Once you’ve selected your color choices we begin the process. We prepare the panels. Fix any blemish caused by shipping, then all panels are primed both sides. Then for undercarriage parts, that will interact with the elements, we use an undercoat finish. Finally we paint 2 Stage base coat(2-3coats depending on color) and clear coat (3 coats) to add layers of protection.
We also Cero/powder-coat many of the high wear components like bumpers and roll cages for extra ding protection.
Problem areas in your typical restoration
The major body parts on the Defender are aluminum. Some have a steel framework. The metals interact over time and create ‘tin rot’. This is why a lot of “for sale” land rovers take pictures that look like this
The final product is a signature Trophy finish visible on all our Collection builds.
The industry norm (bad practice) is to clean these areas and put filler to cover these degraded bits and then paint it. This filler only masks the rust that continues underneath.

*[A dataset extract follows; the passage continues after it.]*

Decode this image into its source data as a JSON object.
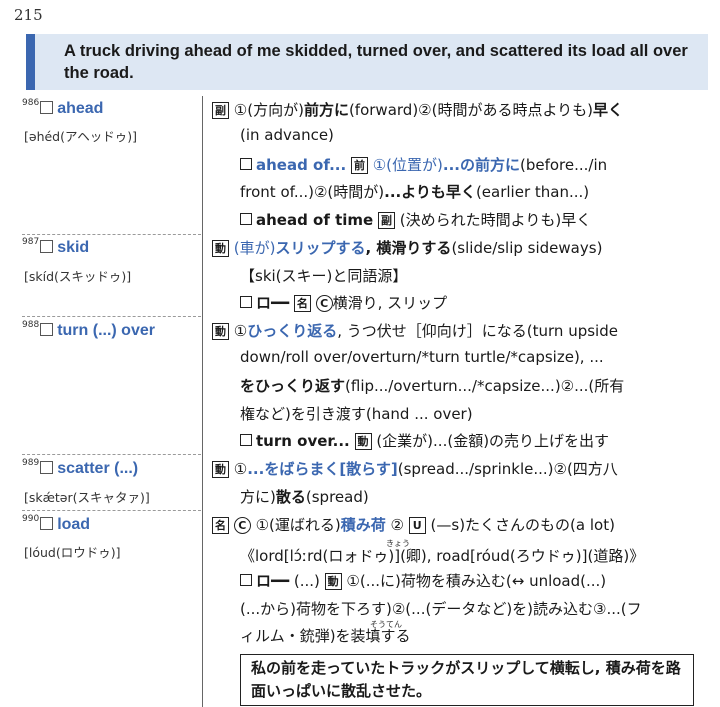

This tin rot comes from the metal reaction so it will begin to come back through the filler in 3-6 months. This example is particularly bad but you can see the filler and the problem that’s still underneath.
As you look more closely, with better pictures, you will see as an example telltale bubbles along the bottom of the doors on many defenders.
Your typical shop build just cleans/reuses almost all the original parts (that were rusty) and a lot of cheap replacement hardware. Steel Nuts and bolts which are not automotive quality and inexpensive to buy. These start rusting the week they go on the car. Don’t be fooled by the pretty face- this is a place to really do your homework and compare restoration shops.
The Trophy way is to replace all or most of the major panels on the truck including purchasing a new bulkhead, new tub, new doors, new wings(fenders), new bonnet(hood) AND all new hardware meaning we replace every nut and bolt on the entire car. We use high grade stainless hardware that doesn’t rust.
So, to be clear, we do not save these parts. We replace them all.